Dr. Han-Byul Kim and Seung-Jae Myung of Asan Medical center discussed the clinical implications of Hippo-YAP signaling in multiple types of cancers. Especially, they reviewed the relevance of YAP level in different types of cancers and resistance to anticancer drugs, suggesting that Hippo-YAP pathway was a potential therapeutic target for cancers.

It is well known that YAP and its paralog TAZ interact with the transcription factor TEAD1–4 to enhance the expression of genes involved in proliferation and anti-apoptosis, which suggest that YAP/TAZ works as an oncogene. However, Dr. Suk-Chul Bae and his colleagues in Chungbuk National University reviewed that YAP/TAZ interacts with different binding partners in addition to TEAD1–4, and its interaction determines the role of YAP/TAZ as either oncogene or tumor suppressor. It should be emphasized that the role of YAP/TAZ is determined in a context-dependent manner by changing binding partners.

Relatively speaking, the most unknown area of Hippo signaling is how the upstream regulators give inputs to core-kinase complexes, which in turn controls the activity of YAP. Dr. Kwang-Wook Choi in KAIST provided a detail description of Hippo signaling pathways in Drosophila, especially focusing on the description of upstream regulators of core-kinases and Yorkie.

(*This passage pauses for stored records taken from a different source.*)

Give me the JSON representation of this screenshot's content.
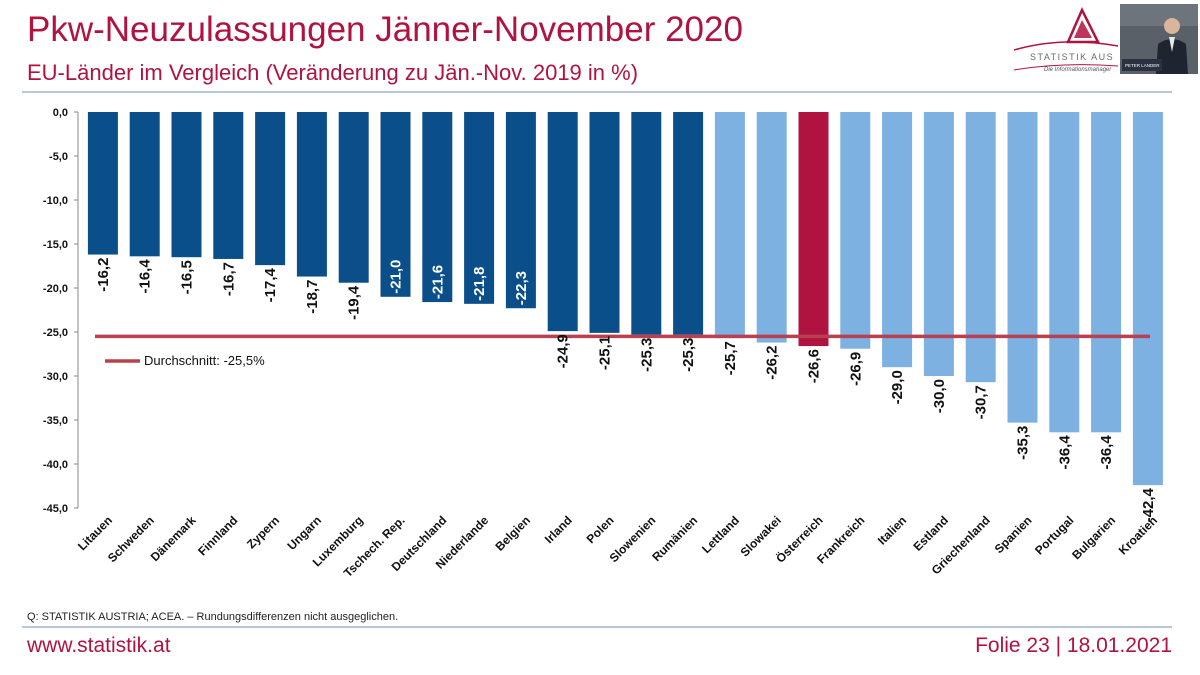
{
  "header": {
    "title": "Pkw-Neuzulassungen Jänner-November 2020",
    "subtitle": "EU-Länder im Vergleich (Veränderung zu Jän.-Nov. 2019 in %)"
  },
  "logo": {
    "text": "STATISTIK AUS",
    "tagline": "Die Informationsmanager"
  },
  "video": {
    "caption": "PETER LANDER"
  },
  "colors": {
    "brand": "#b0133f",
    "bar_dark": "#0b4f8a",
    "bar_light": "#7db1e1",
    "bar_highlight": "#b0133f",
    "average_line": "#b9414f"
  },
  "chart_data": {
    "type": "bar",
    "title": "Pkw-Neuzulassungen Jänner-November 2020",
    "subtitle": "EU-Länder im Vergleich (Veränderung zu Jän.-Nov. 2019 in %)",
    "categories": [
      "Litauen",
      "Schweden",
      "Dänemark",
      "Finnland",
      "Zypern",
      "Ungarn",
      "Luxemburg",
      "Tschech. Rep.",
      "Deutschland",
      "Niederlande",
      "Belgien",
      "Irland",
      "Polen",
      "Slowenien",
      "Rumänien",
      "Lettland",
      "Slowakei",
      "Österreich",
      "Frankreich",
      "Italien",
      "Estland",
      "Griechenland",
      "Spanien",
      "Portugal",
      "Bulgarien",
      "Kroatien"
    ],
    "values": [
      -16.2,
      -16.4,
      -16.5,
      -16.7,
      -17.4,
      -18.7,
      -19.4,
      -21.0,
      -21.6,
      -21.8,
      -22.3,
      -24.9,
      -25.1,
      -25.3,
      -25.3,
      -25.7,
      -26.2,
      -26.6,
      -26.9,
      -29.0,
      -30.0,
      -30.7,
      -35.3,
      -36.4,
      -36.4,
      -42.4
    ],
    "value_labels": [
      "-16,2",
      "-16,4",
      "-16,5",
      "-16,7",
      "-17,4",
      "-18,7",
      "-19,4",
      "-21,0",
      "-21,6",
      "-21,8",
      "-22,3",
      "-24,9",
      "-25,1",
      "-25,3",
      "-25,3",
      "-25,7",
      "-26,2",
      "-26,6",
      "-26,9",
      "-29,0",
      "-30,0",
      "-30,7",
      "-35,3",
      "-36,4",
      "-36,4",
      "-42,4"
    ],
    "bar_groups": [
      "above",
      "above",
      "above",
      "above",
      "above",
      "above",
      "above",
      "above",
      "above",
      "above",
      "above",
      "above",
      "above",
      "above",
      "above",
      "below",
      "below",
      "highlight",
      "below",
      "below",
      "below",
      "below",
      "below",
      "below",
      "below",
      "below"
    ],
    "average": {
      "value": -25.5,
      "label": "Durchschnitt: -25,5%"
    },
    "ylim": [
      -45,
      0
    ],
    "y_ticks": [
      0,
      -5,
      -10,
      -15,
      -20,
      -25,
      -30,
      -35,
      -40,
      -45
    ],
    "y_tick_labels": [
      "0,0",
      "-5,0",
      "-10,0",
      "-15,0",
      "-20,0",
      "-25,0",
      "-30,0",
      "-35,0",
      "-40,0",
      "-45,0"
    ],
    "xlabel": "",
    "ylabel": "",
    "grid": false,
    "legend": "inside-left"
  },
  "footer": {
    "source": "Q: STATISTIK AUSTRIA; ACEA. – Rundungsdifferenzen nicht ausgeglichen.",
    "website": "www.statistik.at",
    "slide": "Folie 23 | 18.01.2021"
  }
}
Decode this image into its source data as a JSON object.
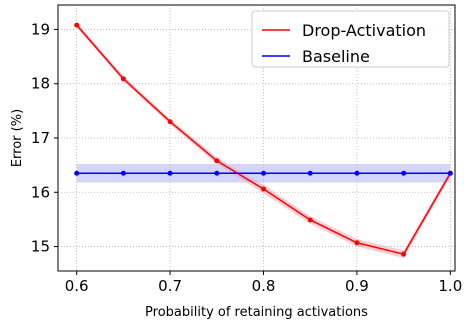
{
  "chart_data": {
    "type": "line",
    "xlabel": "Probability of retaining activations",
    "ylabel": "Error (%)",
    "xlim": [
      0.58,
      1.005
    ],
    "ylim": [
      14.55,
      19.45
    ],
    "x_ticks": [
      0.6,
      0.7,
      0.8,
      0.9,
      1.0
    ],
    "x_tick_labels": [
      "0.6",
      "0.7",
      "0.8",
      "0.9",
      "1.0"
    ],
    "y_ticks": [
      15,
      16,
      17,
      18,
      19
    ],
    "y_tick_labels": [
      "15",
      "16",
      "17",
      "18",
      "19"
    ],
    "grid": true,
    "legend_position": "top-right",
    "x": [
      0.6,
      0.65,
      0.7,
      0.75,
      0.8,
      0.85,
      0.9,
      0.95,
      1.0
    ],
    "series": [
      {
        "name": "Drop-Activation",
        "color": "#ff0000",
        "band_color": "#f4a6b0",
        "values": [
          19.08,
          18.09,
          17.3,
          16.58,
          16.06,
          15.49,
          15.07,
          14.86,
          16.35
        ],
        "band": [
          0.05,
          0.05,
          0.05,
          0.06,
          0.08,
          0.07,
          0.07,
          0.07,
          0.06
        ]
      },
      {
        "name": "Baseline",
        "color": "#0000ff",
        "band_color": "#b3b3f5",
        "values": [
          16.35,
          16.35,
          16.35,
          16.35,
          16.35,
          16.35,
          16.35,
          16.35,
          16.35
        ],
        "band": [
          0.17,
          0.17,
          0.17,
          0.17,
          0.17,
          0.17,
          0.17,
          0.17,
          0.17
        ]
      }
    ]
  }
}
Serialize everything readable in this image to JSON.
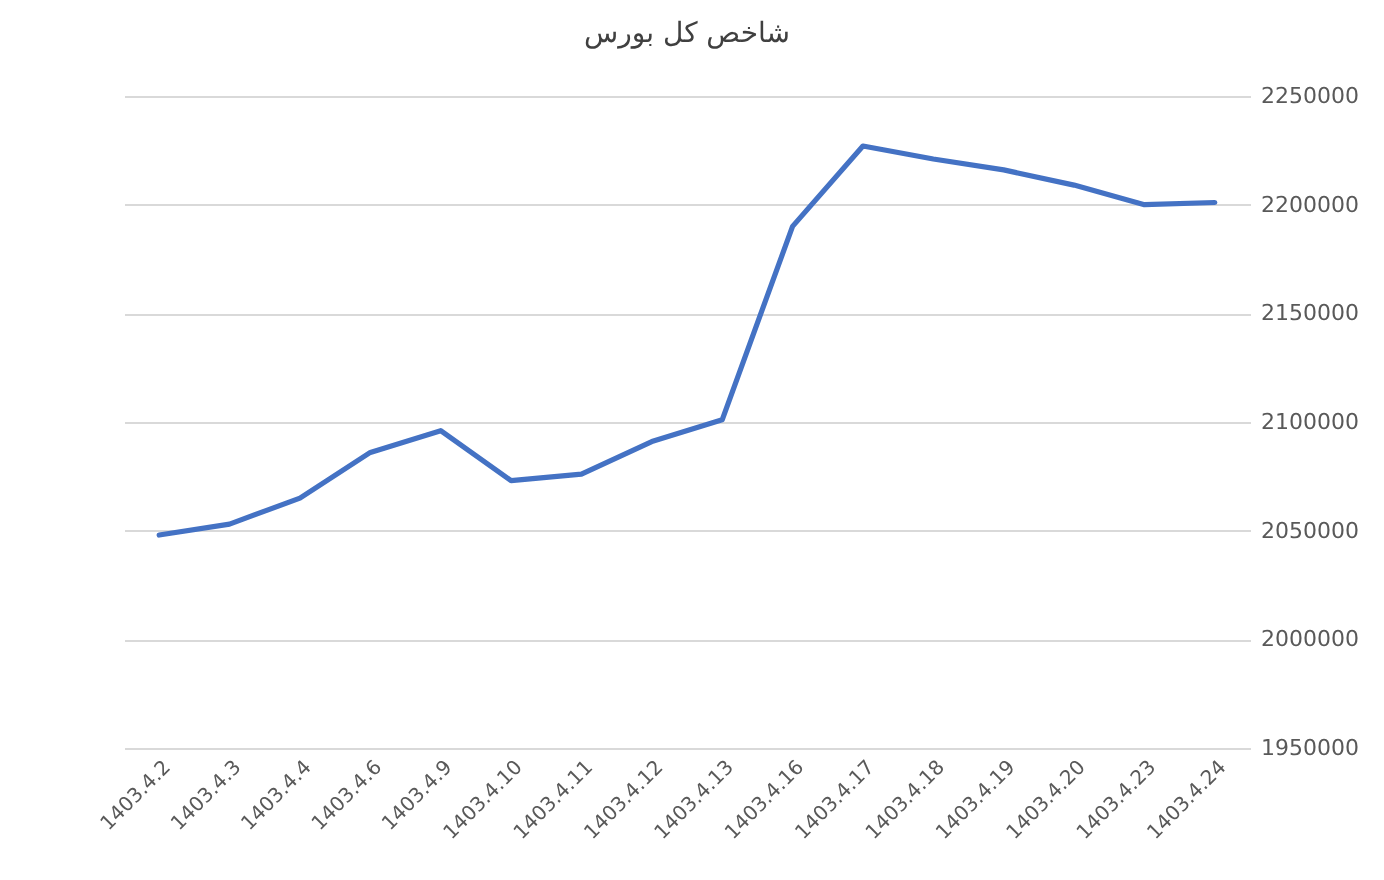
{
  "chart_data": {
    "type": "line",
    "title": "شاخص کل بورس",
    "categories": [
      "1403.4.2",
      "1403.4.3",
      "1403.4.4",
      "1403.4.6",
      "1403.4.9",
      "1403.4.10",
      "1403.4.11",
      "1403.4.12",
      "1403.4.13",
      "1403.4.16",
      "1403.4.17",
      "1403.4.18",
      "1403.4.19",
      "1403.4.20",
      "1403.4.23",
      "1403.4.24"
    ],
    "series": [
      {
        "color": "#4472c4",
        "values": [
          2048000,
          2053000,
          2065000,
          2086000,
          2096000,
          2073000,
          2076000,
          2091000,
          2101000,
          2190000,
          2227000,
          2221000,
          2216000,
          2209000,
          2200000,
          2201000
        ]
      }
    ],
    "ylim": [
      1950000,
      2250000
    ],
    "yticks": [
      1950000,
      2000000,
      2050000,
      2100000,
      2150000,
      2200000,
      2250000
    ],
    "grid": "y"
  }
}
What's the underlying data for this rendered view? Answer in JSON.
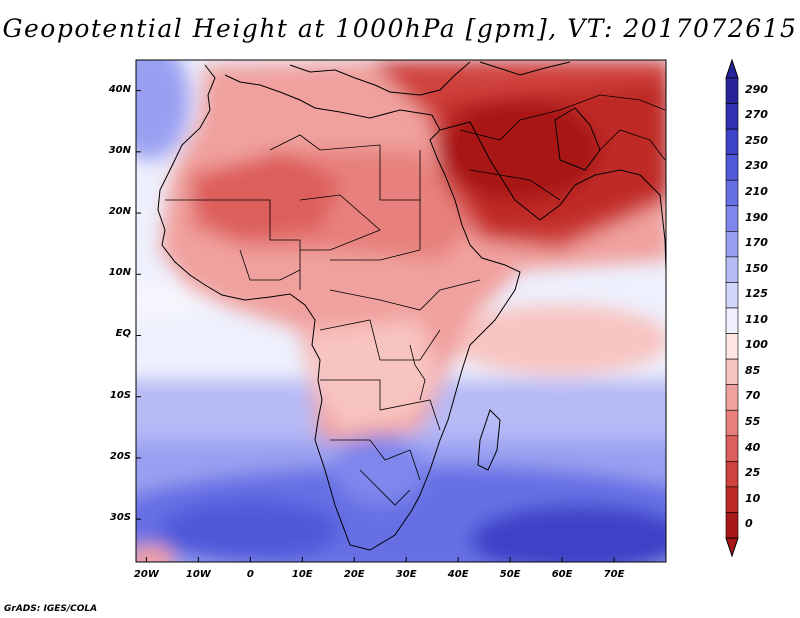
{
  "title": "Geopotential Height at 1000hPa [gpm], VT: 2017072615",
  "credit": "GrADS: IGES/COLA",
  "lat_ticks": [
    {
      "value": 40,
      "label": "40N"
    },
    {
      "value": 30,
      "label": "30N"
    },
    {
      "value": 20,
      "label": "20N"
    },
    {
      "value": 10,
      "label": "10N"
    },
    {
      "value": 0,
      "label": "EQ"
    },
    {
      "value": -10,
      "label": "10S"
    },
    {
      "value": -20,
      "label": "20S"
    },
    {
      "value": -30,
      "label": "30S"
    }
  ],
  "lon_ticks": [
    {
      "value": -20,
      "label": "20W"
    },
    {
      "value": -10,
      "label": "10W"
    },
    {
      "value": 0,
      "label": "0"
    },
    {
      "value": 10,
      "label": "10E"
    },
    {
      "value": 20,
      "label": "20E"
    },
    {
      "value": 30,
      "label": "30E"
    },
    {
      "value": 40,
      "label": "40E"
    },
    {
      "value": 50,
      "label": "50E"
    },
    {
      "value": 60,
      "label": "60E"
    },
    {
      "value": 70,
      "label": "70E"
    }
  ],
  "colorbar": {
    "labels": [
      "290",
      "270",
      "250",
      "230",
      "210",
      "190",
      "170",
      "150",
      "125",
      "110",
      "100",
      "85",
      "70",
      "55",
      "40",
      "25",
      "10",
      "0"
    ],
    "colors": [
      "#27249a",
      "#2f31b0",
      "#3c43c8",
      "#4f59d9",
      "#6670e4",
      "#7f86ec",
      "#9aa0f1",
      "#b6baf5",
      "#d2d5fa",
      "#efeffd",
      "#fde5e3",
      "#f8c4c1",
      "#f0a19e",
      "#e7807c",
      "#dd5f5b",
      "#d0423e",
      "#bf2a27",
      "#a81818"
    ],
    "range": [
      0,
      290
    ]
  },
  "map": {
    "lon_range": [
      -22,
      80
    ],
    "lat_range": [
      -37,
      45
    ],
    "regions": [
      {
        "name": "north-africa-interior",
        "value_range": "40-55"
      },
      {
        "name": "arabian-peninsula",
        "value_range": "0-10"
      },
      {
        "name": "equatorial-africa",
        "value_range": "70-100"
      },
      {
        "name": "south-indian-ocean",
        "value_range": "230-270"
      },
      {
        "name": "south-atlantic",
        "value_range": "170-230"
      }
    ]
  }
}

The stability of many components of Hippo signaling is controlled by the ubiquitin-proteasome system. Dr. Youngeun Kim in my lab and I described the role of E3 ligases and deubiquitinases in the regulation of Hippo signaling components. It should be noted that the same Hippo component can be controlled by various E3 ligases and deubiquitinases in a different cellular context.

One of the most peculiar properties of Hippo signaling is that it is regulated by cell shape and mechanical tension transmitted through cell-cell junctions and cell-matrix adhesions. Dr. Jimyung Seo and Dr. Joon Kim at KAIST reviewed the actin dynamics and actin-associated proteins regulating the Hippo-YAP signaling. In addition, they discussed how YAP/TAZ activity is regulated by actin-mediated regulatory mechanisms independent of core-kinases.

As described above, the list of Hippo signaling activities in diverse biological phenomena has increased recently. As an example, Dr. Jeong Ae Park and Dr. Young-Guen Kwon in Yonsei University reviewed the role of Hippo signaling in the processes of endothelial cell sprouting and junction maturation in angiogenesis.

Although tremendous progress has been made in the Hippo signaling field, several issues need to be addressed. Especially, the role of Hippo signaling in diverse human diseases, organ size determination and tissue homoeostasis needs further investigation. I hope that the reviews in this issue are useful in lowering the barriers to entry into the Hippo signaling field.